📚 Speak Library Research - fuhui14/SWEN90017-2024-TAP GitHub Wiki

📚 Research Report: Speaker identifier library

Any future progress in this research will be updated in this document

🧾 Research List

Library	Version	Basic Learning	Code Implement	Test
Resemblyzer	git	x	X	X
pyannote.audio	version3.3.1	x
speechbrain	v1.0	x

🔘 Purpose of the Research

In this TAP project, we need to use openAI Whisper for transcription processing, and we also need to provide the function of identifying different speakers. Therefore, we need to use a third-party open source library for local deployment to implement the recognition function.

📖 Library Info

pyannote.audio version3.3.1

pyannote.audio is an open-source toolkit written in Python for speaker diarization. Based on PyTorch machine learning framework, it comes with state-of-the-art pretrained models and pipelines, that can be further finetuned to your own data for even better performance.

speechbrain v1.0

SpeechBrain is an open-source PyTorch toolkit that accelerates Conversational AI development, i.e., the technology behind speech assistants, chatbots, and large language models.

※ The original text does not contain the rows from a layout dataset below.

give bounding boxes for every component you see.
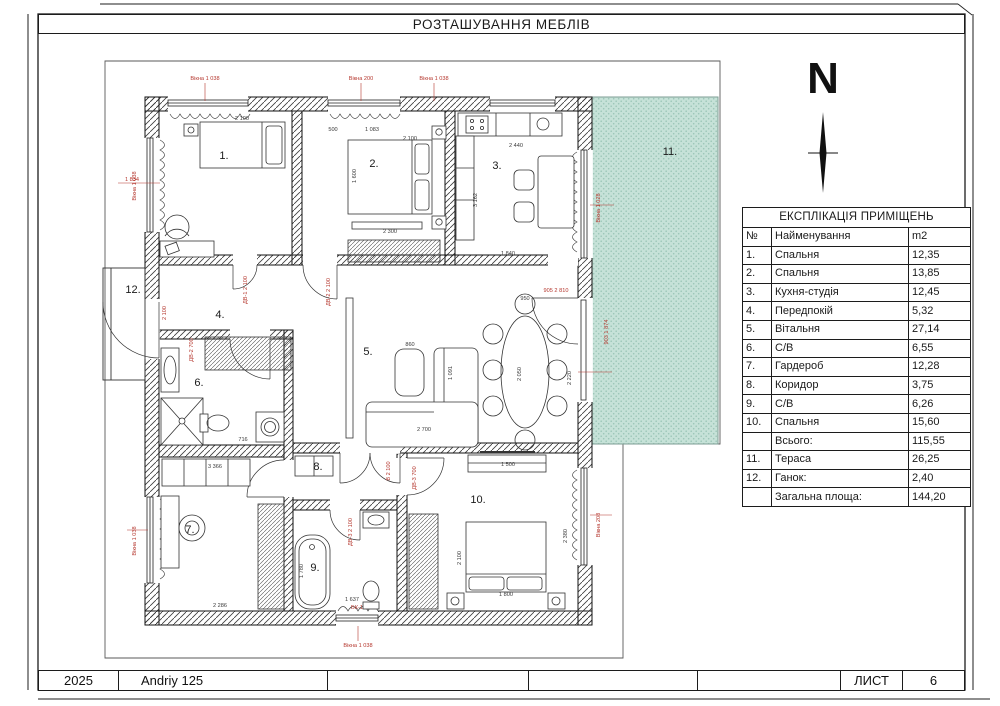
room-label: 10.: [470, 494, 485, 506]
legend-table-body: 1.Спальня12,352.Спальня13,853.Кухня-студ…: [743, 246, 971, 506]
legend-cell: Спальня: [772, 413, 909, 432]
legend-cell: 8.: [743, 376, 772, 395]
legend-cell: 144,20: [909, 488, 971, 507]
annotation-label: ДВ-3 700: [412, 466, 418, 489]
legend-header-row: № Найменування m2: [743, 228, 971, 247]
legend-row: 11.Тераса26,25: [743, 451, 971, 470]
dimension-label: 2 440: [509, 143, 523, 149]
legend-cell: Ганок:: [772, 469, 909, 488]
title-bar: РОЗТАШУВАННЯ МЕБЛІВ: [38, 14, 965, 34]
legend-table: ЕКСПЛІКАЦІЯ ПРИМІЩЕНЬ № Найменування m2 …: [742, 207, 971, 507]
room-label: 9.: [310, 562, 319, 574]
dimension-label: 2 050: [517, 367, 523, 381]
legend-cell: 2,40: [909, 469, 971, 488]
legend-row: 10.Спальня15,60: [743, 413, 971, 432]
legend-cell: 7.: [743, 358, 772, 377]
room-label: 7.: [185, 524, 194, 536]
annotation-label: Вікна 208: [596, 513, 602, 538]
footer-bar: 2025Andriy 125ЛИСТ6: [38, 670, 965, 691]
dimension-label: 3 162: [473, 193, 479, 207]
dimension-label: 950: [520, 296, 529, 302]
legend-row: Загальна площа:144,20: [743, 488, 971, 507]
page-title: РОЗТАШУВАННЯ МЕБЛІВ: [413, 17, 591, 32]
dimension-label: 2 700: [417, 427, 431, 433]
col-header-area: m2: [909, 228, 971, 247]
legend-row: 2.Спальня13,85: [743, 265, 971, 284]
legend-row: 9.С/В6,26: [743, 395, 971, 414]
annotation-label: 903 1 874: [604, 320, 610, 345]
footer-cell: [328, 671, 529, 690]
annotation-label: В 2 100: [386, 461, 392, 480]
dimension-label: 1 800: [499, 592, 513, 598]
dimension-label: 1 637: [345, 597, 359, 603]
sheet-number: 6: [903, 671, 964, 690]
room-label: 1.: [219, 150, 228, 162]
annotation-label: Вікна 1 038: [419, 76, 448, 82]
dimension-label: 500: [328, 127, 337, 133]
sheet-word: ЛИСТ: [841, 671, 903, 690]
north-label: N: [807, 54, 839, 103]
room-label: 5.: [363, 346, 372, 358]
legend-cell: С/В: [772, 339, 909, 358]
legend-cell: Вітальня: [772, 320, 909, 339]
room-label: 6.: [194, 377, 203, 389]
dimension-label: 1 083: [365, 127, 379, 133]
legend-cell: 2.: [743, 265, 772, 284]
annotation-label: Вікна 1 038: [343, 643, 372, 649]
annotation-label: Вікна 1 038: [132, 526, 138, 555]
annotation-label: Вікна 1 028: [596, 193, 602, 222]
legend-row: 4.Передпокій5,32: [743, 302, 971, 321]
annotation-label: ДВ-3 2 100: [348, 518, 354, 546]
furniture: [160, 113, 574, 609]
legend-cell: 11.: [743, 451, 772, 470]
col-header-name: Найменування: [772, 228, 909, 247]
terrace-area: [592, 97, 718, 444]
north-arrow: N: [807, 54, 839, 193]
legend-cell: 115,55: [909, 432, 971, 451]
annotation-label: Вікна 1 038: [190, 76, 219, 82]
legend-cell: Спальня: [772, 265, 909, 284]
annotation-label: 2 100: [162, 306, 168, 320]
annotation-label: Вікна 200: [349, 76, 374, 82]
annotation-label: ДВ-2 2 100: [326, 278, 332, 306]
legend-row: 6.С/В6,55: [743, 339, 971, 358]
legend-cell: [743, 432, 772, 451]
legend-cell: Загальна площа:: [772, 488, 909, 507]
legend-cell: Всього:: [772, 432, 909, 451]
footer-cell: [698, 671, 841, 690]
drawing-sheet: N 1.2.3.4.5.6.7.8.9.10.11.12.Вікна 1 038…: [0, 0, 1000, 706]
legend-row: Всього:115,55: [743, 432, 971, 451]
legend-cell: Гардероб: [772, 358, 909, 377]
dimension-label: 1 500: [501, 462, 515, 468]
annotation-label: Вікна 1 038: [132, 171, 138, 200]
legend-cell: 12.: [743, 469, 772, 488]
annotation-label: 1 834: [125, 177, 139, 183]
dimension-label: 1 091: [448, 366, 454, 380]
annotation-label: ДВ-2 700: [189, 338, 195, 361]
legend-row: 5.Вітальня27,14: [743, 320, 971, 339]
annotation-label: БК-1: [351, 605, 363, 611]
legend-cell: 10.: [743, 413, 772, 432]
dimension-label: 1 600: [352, 169, 358, 183]
legend-cell: Передпокій: [772, 302, 909, 321]
col-header-num: №: [743, 228, 772, 247]
legend-table-title: ЕКСПЛІКАЦІЯ ПРИМІЩЕНЬ: [743, 208, 971, 228]
dimension-label: 3 366: [208, 464, 222, 470]
dimension-label: 2 100: [235, 116, 249, 122]
annotation-label: ДВ-1 2 100: [243, 276, 249, 304]
legend-row: 1.Спальня12,35: [743, 246, 971, 265]
legend-row: 8.Коридор3,75: [743, 376, 971, 395]
legend-cell: 6,26: [909, 395, 971, 414]
legend-cell: Коридор: [772, 376, 909, 395]
dimension-label: 860: [405, 342, 414, 348]
legend-cell: 12,28: [909, 358, 971, 377]
dimension-label: 2 380: [563, 529, 569, 543]
legend-cell: 12,35: [909, 246, 971, 265]
legend-cell: 5,32: [909, 302, 971, 321]
room-label: 2.: [369, 158, 378, 170]
legend-cell: 5.: [743, 320, 772, 339]
dimension-label: 1 840: [501, 251, 515, 257]
legend-cell: 9.: [743, 395, 772, 414]
dimension-label: 2 100: [457, 551, 463, 565]
north-needle-icon: [820, 112, 827, 193]
legend-cell: 26,25: [909, 451, 971, 470]
room-label: 12.: [125, 284, 140, 296]
legend-cell: Кухня-студія: [772, 283, 909, 302]
room-label: 11.: [663, 146, 677, 158]
dimension-label: 2 300: [383, 229, 397, 235]
room-label: 3.: [492, 160, 501, 172]
legend-cell: 15,60: [909, 413, 971, 432]
room-label: 4.: [215, 309, 224, 321]
legend-cell: 12,45: [909, 283, 971, 302]
legend-cell: 6.: [743, 339, 772, 358]
legend-cell: 27,14: [909, 320, 971, 339]
dimension-label: 716: [238, 437, 247, 443]
legend-cell: С/В: [772, 395, 909, 414]
legend-cell: 3.: [743, 283, 772, 302]
legend-cell: Спальня: [772, 246, 909, 265]
legend-cell: Тераса: [772, 451, 909, 470]
legend-cell: 13,85: [909, 265, 971, 284]
legend-cell: 3,75: [909, 376, 971, 395]
dimension-label: 2 286: [213, 603, 227, 609]
legend-cell: 4.: [743, 302, 772, 321]
legend-row: 7.Гардероб12,28: [743, 358, 971, 377]
room-label: 8.: [313, 461, 322, 473]
sheet-year: 2025: [39, 671, 119, 690]
legend-row: 12.Ганок:2,40: [743, 469, 971, 488]
legend-cell: 6,55: [909, 339, 971, 358]
legend-cell: [743, 488, 772, 507]
dimension-label: 2 220: [567, 371, 573, 385]
project-name: Andriy 125: [119, 671, 328, 690]
dimension-label: 1 780: [299, 564, 305, 578]
dimension-label: 2 100: [403, 136, 417, 142]
legend-row: 3.Кухня-студія12,45: [743, 283, 971, 302]
legend-cell: 1.: [743, 246, 772, 265]
footer-cell: [529, 671, 698, 690]
annotation-label: 905 2 810: [544, 288, 569, 294]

It is crafted for fast and easy creation of advanced technologies for Speech and Text Processing.

Resemblyzer git

Resemblyzer allows you to derive a high-level representation of a voice through a deep learning model (referred to as the voice encoder). Given an audio file of speech, it creates a summary vector of 256 values (an embedding, often shortened to "embed" in this repo) that summarizes the characteristics of the voice spoken.

🧪 Experiment & Result

Pre-trained Model

Unlike openAI Whisper, pyannote.audio and speechbrain doesn't provide pre-trained model. But we can download the trained model from Hugging Face.

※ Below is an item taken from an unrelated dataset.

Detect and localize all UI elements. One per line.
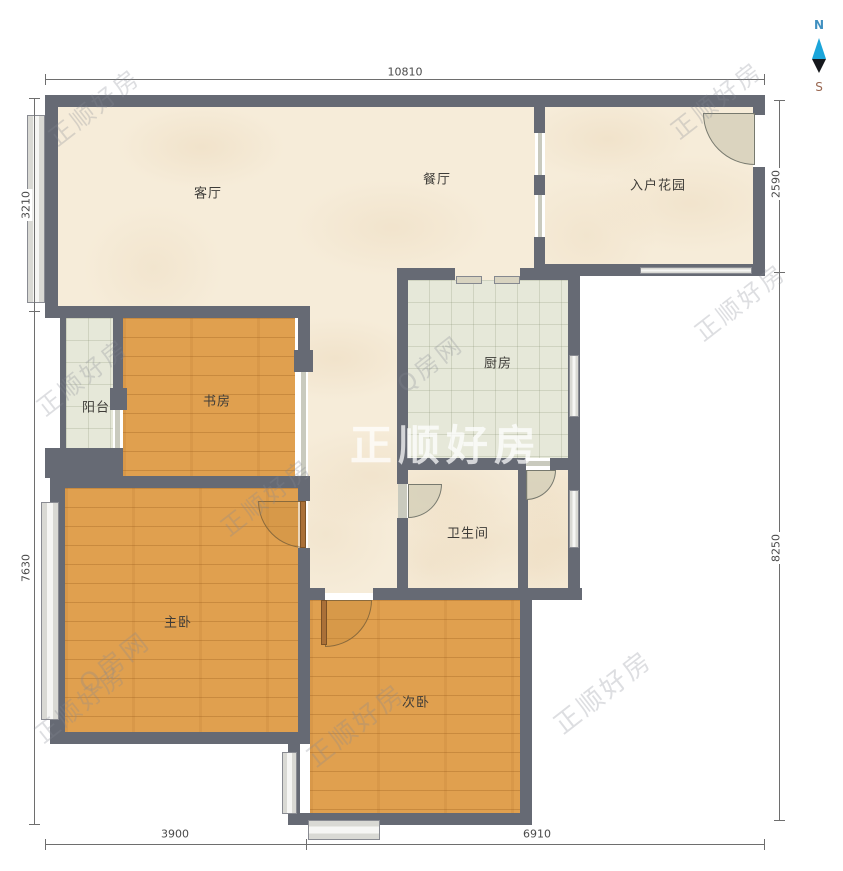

However, the Resemblyzer has the pre-trained model base on GE2E(Generalized End to End Loss) model. It is a deep learning method for converting speech into embedding vectors so that the speech embeddings of the same person are close to each other, while the speech embeddings of different people are far away from each other. This allows for efficient speaker verification and recognition.

Introduction of Hugging face

Hugging Face is an artificial intelligence company focusing on natural language processing (NLP) technology, founded in 2016. It is well-known for its open source Transformers library, which provides developers with a large number of pre-trained models and tools for performing various NLP tasks such as text classification, machine translation, question answering systems, text generation, etc.

Use of Resemblyzer

Since Resemblyzer provides pre-trained models and is relatively easy to use, I tried using Resemblyzer first.

The code for trying out Resemblyzer can be viewed on git branch "/feature/backend/whisper"

The use of Resemblyzer is as follows：

Use pydub to split audio into chunks base on the silence detection
Use resemblyzer to generate the embeddings
Use DBSCAN to cluster the embeddings and generate labels, the DBSCAN need a threshold to clarify different speaker.

However, there are some optimization we can add:

We can first transfer all the audio file into ".wav" or ".m4a", these are the acceptable file type for resemblyzer.
Since we are using the silence detection to split chunks, we can reduce the influence of background noise at first. There are several ways to achieve:
1. Simply add a threshold to the original audio file to filter out audio with a lower decibel level, but the effect is poor and its effect on different environments is uncertain.
2. Use some library like Noiserreduce, librosa, RNNoise to reduce the background noise.
Modify the min_silence_len and silence_thresh in the slit_on_silence(), choose better params.

Use of pyannote.audio and speechbrain

These two libraries are more difficult to use than Resemblyzer, but they also provide more models to choose from, which can produce better results and provide higher accuracy.

To use these two models, we need to first select the appropriate model on the Hugging Face website and download it locally. Then we can use the locally downloaded model for sound recognition processing.

Specific usage of pyannote.audio and speechbrain experiments are still in progress.

✅ Conclusion

For now, the main part of the code experiment of Resemblyzer has been completed, and it can be further tested and optimized to achieve better results. The code implementation of pyannote.audio and speechbrain is still in progress and it takes time to select the appropriate pre-trained model for deployment. In general, using Resemblyzer for speaker recognition is a very simple and fast choice, which can be implemented quickly, but the effect will be relatively ordinary. Using pyannote.audio and speechbrain can bring higher accuracy but may require more development time and have higher requirements on the GPU.

📝 Research Update Record:

2024/09/11 Complete code implement and test for Resemblyzer. Complete basic learning for pyannote.audio, speech brain and Resemblyzer. Create research document.